Threat model & accepted risks
This page is constantly evolving. So check back over time to see new additions.
This page is constantly evolving. So check back over time to see new additions.
We consider Nextcloud administrators ultimately trusted. It is for example expected behavior that a Nextcloud administrator can execute arbitrary code.
Due to the usage of the PHP scripting language we do consider Denial of Service not something that can at the moment be completely prevented. See also the article “PHP Denial of Service Attack Revisited“.
We do consider local mounted storage systems as trusted, so if a symlink or something else is configured on the external storage the Nextcloud server will follow it with the web server privileges.
For this reason we do recommend administrators to only use the external storage mount for ultimately trusted content.
Nextcloud can be configured to encrypt data at rest. This has two options: server-wide key (default since Nextcloud 13) or per-user key. With the former, the keys are on the server and thus the only protection offered is against external storage. With per-user keys, the keys are encrypted by the user password and handled as securely as possible, thus securing data when the user is not logged in. We are aware that a Nextcloud administrator could still intercept the user password to manually decrypt the encryption key. We do thus only consider attack scenarios bounty-worthy if they include an external storage vector or, with per-user-keys, data-at-rest.

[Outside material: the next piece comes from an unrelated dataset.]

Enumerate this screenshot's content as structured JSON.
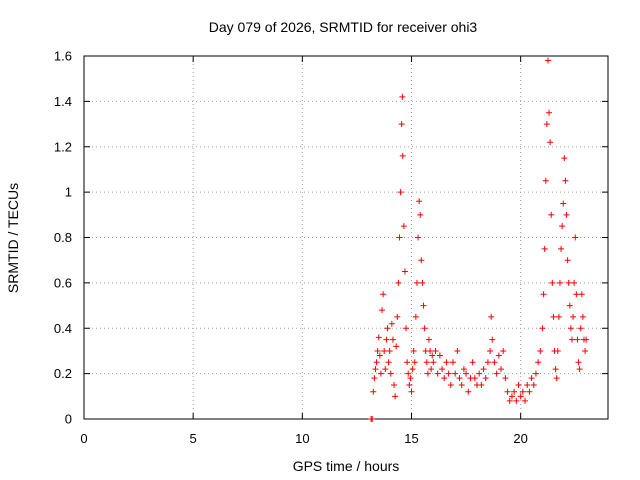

Nextcloud client-side (or end-to-end) encryption is designed to protect user data from the server in nearly all scenario’s, as described in the RFC. Any way to circumvent the protection as covered by the security properties would be treated by us as a security issue. Note that, as of May 2018, the client-side or end-to-end encryption feature is not considered ‘finished’ and no bug bounties are paid out until it is released as a final, stable version, expected in 2020.
Some features in Nextcloud are intentionally marked as insecure and disabled by default (plus have a big warning above them). One example includes the preview providers such as the LibreOffice preview provider. At the moment we consider vulnerabilities in those disabled features as not bounty-worthy.
The audit logging feature in Nextcloud is at the moment missing some logs for things like “Accessing previews of files”, these will be added in a future release and known issues are tracked in our issue tracker.
At the moment we consider version disclosure an accepted risk as an attacker can enumerate service versions using other means as well. (e.g. comparing behaviour)
We do consider attacks involving other Android apps on the device as low or medium risk. Stored files can be hidden from other apps if appropriate storage option is selected inside the app. This should be secure, however, if the phone is compromised we don’t guarantee data safety.
Generally speaking we consider content spoofing not a bounty-worthy vulnerability.
We do not consider user enumeration a security risk as for convenience and for features such as Server-to-Server sharing this is an expected behaviour.
Nextcloud 12 introduced brute force protection. If you find a way in which it is broken, it could qualify as a security issue. Of course we’re aware that using TOR or similar solutions can be used to circumvent IP address based brute force protection. It is also not implemented in all endpoints, but should not allow guessing passwords at great speed from a single IP address.
Nextcloud ships with multiple features that perform sending requests to other hosts, we do consider this accepted behaviour and advocate people to deploy Nextcloud into its own seggregated network segment.